I've never rooted for a movie to win before, but I did want this one to win Best Picture. Not because I thought it was the best movie in the running - I mean I didn't honestly have an opinion on that. No, I wanted it to win because it was a sentimental favorite, at least for me. I should admit before I go any further that I have never read the trilogy. I saw them often sitting on the book shelf amongst the rest of my father's collection - but I never read them. My father, however, loved them.
I was an early reader. I was reading to myself by the age of 3 - full stories out of picture books. My parents would take me to the library and sit me with a stack of books while they browsed for their own. I never budged. I'd get a slew to take home with us and have them read on the way home in the car. It drove my mother nuts.
Even though I read early, my father did not stop reading to me each night. We just expand the level of book we read. For Christmas each year I'd get a novel - something with an age appropriate story although the degree of difficulty in terms of reading to oneself was beyond me. Each night I'd settle into bed, pull up the covers and listen. My father sat next to me reading a chapter a night of classic books like Wind in the Willows. . .and the Hobbit.

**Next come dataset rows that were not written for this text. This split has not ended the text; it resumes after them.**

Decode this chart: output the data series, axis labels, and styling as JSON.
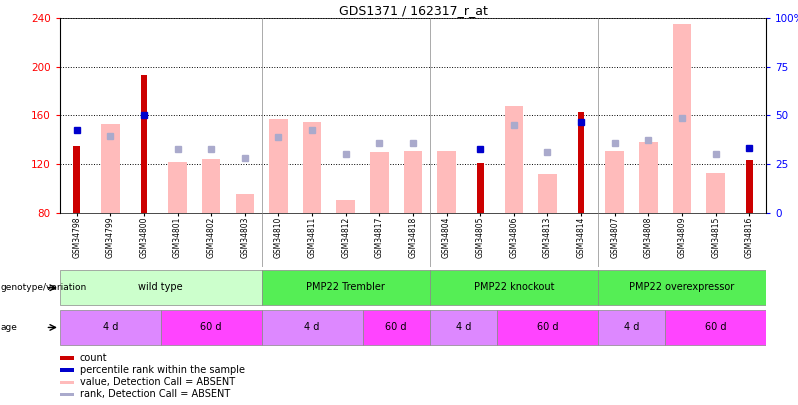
{
  "title": "GDS1371 / 162317_r_at",
  "samples": [
    "GSM34798",
    "GSM34799",
    "GSM34800",
    "GSM34801",
    "GSM34802",
    "GSM34803",
    "GSM34810",
    "GSM34811",
    "GSM34812",
    "GSM34817",
    "GSM34818",
    "GSM34804",
    "GSM34805",
    "GSM34806",
    "GSM34813",
    "GSM34814",
    "GSM34807",
    "GSM34808",
    "GSM34809",
    "GSM34815",
    "GSM34816"
  ],
  "count_values": [
    135,
    null,
    193,
    null,
    null,
    null,
    null,
    null,
    null,
    null,
    null,
    null,
    121,
    null,
    null,
    163,
    null,
    null,
    null,
    null,
    123
  ],
  "rank_values": [
    148,
    null,
    160,
    null,
    null,
    null,
    null,
    null,
    null,
    null,
    null,
    null,
    132,
    null,
    null,
    155,
    null,
    null,
    null,
    null,
    133
  ],
  "pink_bar_values": [
    null,
    153,
    null,
    122,
    124,
    95,
    157,
    155,
    90,
    130,
    131,
    131,
    null,
    168,
    112,
    null,
    131,
    138,
    235,
    113,
    null
  ],
  "blue_dot_values": [
    null,
    143,
    null,
    132,
    132,
    125,
    142,
    148,
    128,
    137,
    137,
    null,
    null,
    152,
    130,
    null,
    137,
    140,
    158,
    128,
    null
  ],
  "ylim_left": [
    80,
    240
  ],
  "ylim_right": [
    0,
    100
  ],
  "y_ticks_left": [
    80,
    120,
    160,
    200,
    240
  ],
  "y_ticks_right": [
    0,
    25,
    50,
    75,
    100
  ],
  "y_tick_labels_right": [
    "0",
    "25",
    "50",
    "75",
    "100%"
  ],
  "bar_color_dark_red": "#cc0000",
  "bar_color_pink": "#ffbbbb",
  "dot_color_dark_blue": "#0000cc",
  "dot_color_light_blue": "#aaaacc",
  "geno_color_light": "#ccffcc",
  "geno_color_dark": "#55ee55",
  "age_color_light": "#dd88ff",
  "age_color_dark": "#ff44ff",
  "legend_items": [
    {
      "label": "count",
      "color": "#cc0000"
    },
    {
      "label": "percentile rank within the sample",
      "color": "#0000cc"
    },
    {
      "label": "value, Detection Call = ABSENT",
      "color": "#ffbbbb"
    },
    {
      "label": "rank, Detection Call = ABSENT",
      "color": "#aaaacc"
    }
  ],
  "bg_color": "#ffffff"
}
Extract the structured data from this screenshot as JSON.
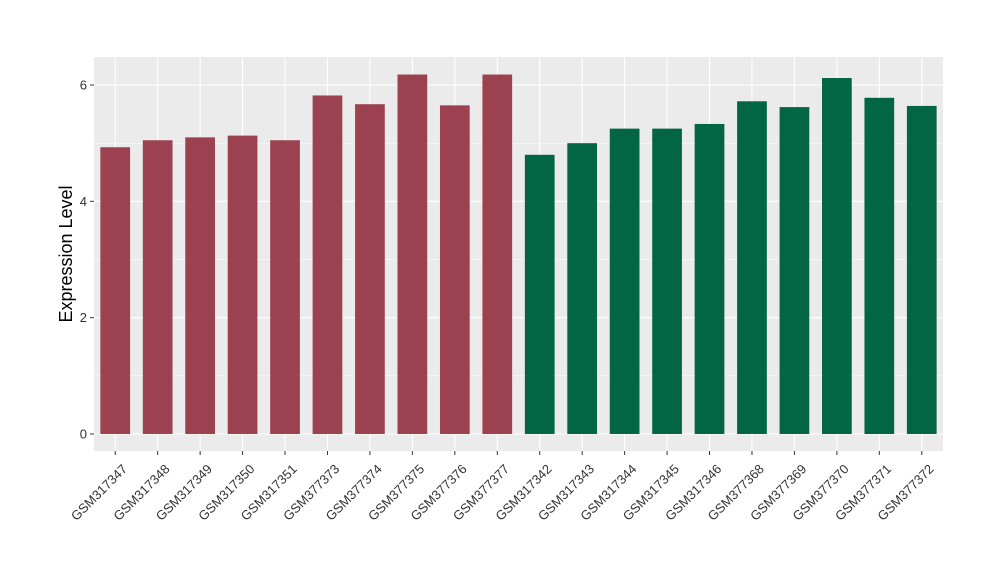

Some of you '70s children may recall a cartoon edition of the Hobbit. Bilbo Baggins as a short bright red-headed little Hobbit with big fat hairy feet. Animation pleasing to my child eye. I saw the film - although I can't recall if I saw it in a theatre or not. My copy of the book was actually a very thick picture book. It took frames from this animated movie and incorporated the actual book text below it. With this book my father read me the Hobbit - a prelude to one of his favorite authors.
My attraction to the Lord of Rings movies is not that I loved the Hobbit with an unquenchable passion. I was drawn to those films because it reminded me of that girl I was sitting in her pink frilly room sharing a special moment with her father. My dad loves books. He's passionate about reading and through these nightly rituals he passed on the legacy to me. I learned to see vivid pictures in my mind's eye from nothing more than black print on white paper. I learned the intricacy of the English language. I learned how simple words become complex phrases which become full sentence thoughts which become stories you can't bear to put down.
And from reading I learned to write. I think you'd be hard pressed to find a 'real' writer that didn't love to read. Writers learn at the knee of those that have penned before them and so a good writer must study hard by reading. When you think of it like that, my father gave me not just my love of reading words, but also my calling to write them.
When the Lord of the Rings movies came out I wanted to see them for so many reasons, but I wanted to see them with my father because of the memories I had of the Hobbit. When the Oscar nods came out I wanted it to win because in some way it was almost like a validation that these books were indeed special because they birthed a golden trophy worthy movie. I know, however, that as good as some think these stories are it wasn't the book itself that was so incredibly life changing - it was the way my father read to me.